Cultura

Encenador Mena Abrantes pretende dar aulas de teatro

Manuel Albano |

O dramaturgo e encenador José Mena Abrantes perspectiva dedicar-se à docência, depois de cessar as funções de consultor do Presidente da República para Assuntos de Cultura e Ciência, nos próximos meses.

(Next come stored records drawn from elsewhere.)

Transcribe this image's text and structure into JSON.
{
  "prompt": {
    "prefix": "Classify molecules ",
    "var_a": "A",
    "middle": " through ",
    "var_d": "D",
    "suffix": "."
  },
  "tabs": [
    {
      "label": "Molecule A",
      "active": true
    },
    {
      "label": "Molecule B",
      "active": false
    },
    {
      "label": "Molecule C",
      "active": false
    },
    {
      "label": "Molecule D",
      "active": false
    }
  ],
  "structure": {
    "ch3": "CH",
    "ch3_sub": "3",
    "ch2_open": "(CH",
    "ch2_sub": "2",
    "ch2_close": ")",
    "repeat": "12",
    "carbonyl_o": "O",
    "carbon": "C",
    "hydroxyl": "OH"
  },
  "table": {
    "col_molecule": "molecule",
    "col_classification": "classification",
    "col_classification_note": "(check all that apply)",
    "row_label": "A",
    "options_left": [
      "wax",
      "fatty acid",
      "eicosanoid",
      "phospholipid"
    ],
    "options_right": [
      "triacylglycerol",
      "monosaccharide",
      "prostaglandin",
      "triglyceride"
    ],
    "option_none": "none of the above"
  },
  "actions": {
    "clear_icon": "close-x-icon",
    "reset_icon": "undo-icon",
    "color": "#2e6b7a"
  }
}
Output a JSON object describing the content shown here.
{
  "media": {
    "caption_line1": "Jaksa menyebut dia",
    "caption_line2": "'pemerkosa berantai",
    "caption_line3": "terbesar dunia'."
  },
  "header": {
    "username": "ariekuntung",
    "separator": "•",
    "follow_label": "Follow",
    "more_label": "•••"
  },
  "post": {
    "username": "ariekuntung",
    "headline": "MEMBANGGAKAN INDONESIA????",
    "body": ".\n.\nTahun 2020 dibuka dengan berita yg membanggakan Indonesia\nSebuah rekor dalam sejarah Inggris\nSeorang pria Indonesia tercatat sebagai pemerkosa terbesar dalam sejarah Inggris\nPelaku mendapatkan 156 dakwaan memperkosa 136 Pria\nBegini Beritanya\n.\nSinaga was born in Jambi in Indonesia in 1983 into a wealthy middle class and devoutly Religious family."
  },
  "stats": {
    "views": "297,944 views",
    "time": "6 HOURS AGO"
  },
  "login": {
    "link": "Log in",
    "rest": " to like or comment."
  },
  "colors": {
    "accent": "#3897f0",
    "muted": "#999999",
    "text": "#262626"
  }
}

Peça “A mesa” escrita pelo dramaturgo José Mena Abrantes que perspectiva seguir uma carreira de docente
Fotografia: Contreiras Pipa | Edições Novembro

O escritor, poeta, jornalista e director do Elinga Teatro, pretende partilhar os conhecimentos adquiridos ao longo de várias décadas no campo das artes cénicas, em particular, no teatro.
Formado em Filologia Germânica pela Faculdade de Letras da Universidade de Lisboa,  José Mena Abrantes manifestou a sua  intenção à margem da segunda edição do Circuito Internacional de Teatro, que decorreu, no Camões-Centro Cultural Português, em Luanda, e que lhe prestou  a homenagem “50 anos de Mena”.
José Mena Abrantes disse que tem recebido vários convites para dar aulas, até ao momento não respondeu por causa das suas ocupações, o que o obriga a declinar as inúmeras propostas para a docência.
Embora tenha atigido já a idade da reforma, “ainda me sinto capaz de transmitir todo o conhecimento adquirido ao longo dos anos e deixar um legado positivo às futuras gerações”, disse Mena Abrantes que não especificou a data em que vai começar a sua nova etapa como professor. O Instituto Superior de Artes (ISARTES) é apontado como uma das instituições onde o dramaturgo pode leccionar.
Para o director municipal da Cultura e Turismo da Cidade de Luanda, Manuel Gonçalves, José Mena Abrantes tem perfil e conhecimentos suficientes, tanto académico, quanto prático, o que o diferencia de muitos docentes no domínio das artes cénicas no país.
Manuel Gonçalves afirmou que, se Mena Abrantes for docente do ISARTES, a instituição “sai a ganhar, por permitir melhorar a qualidade do ensino”, reforçando o quadro dos docentes.
Na  opinião de Manuel Gonçalves, Mena Abrantes ensina como sabe fazer, fruto dos longos anos de dedicação pelo Elinga Teatro.
Natural de Malanje, onde fez os estudos primários, José Mena Abrantes concluiu o ensino secundário em Luanda. Depois da licenciatura, em Lisboa, frequentou o curso de Dramaturgia na Alemanha.
Em Portugal estabeleceu os primeiros contactos com o teatro, que viria a ocupar um espaço predominante na sua vida, primeiro como actor e, posteriormente, como dramaturgo, encenador, director e ensaísta. />Tem participado com regularidade em Festivais Internacionais de Teatro em vários países de África, Europa e América, como autor, encenador e director. Como jornalista, tem colaborado com vários órgãos de comunicação social angolanos, portugueses, moçambicanos e franceses.
É assessor do Presidente da República há trinta anos.  Detentor de uma vasta e diversificada obra literária, cerca de trinta obras publicadas. Foi distinguido  com vários prémios, entre os quais três edições do Prémio Sonangol de Literatura e Prémio Nacional de Cultura e Artes, na modalidade de Literatura, em 2012.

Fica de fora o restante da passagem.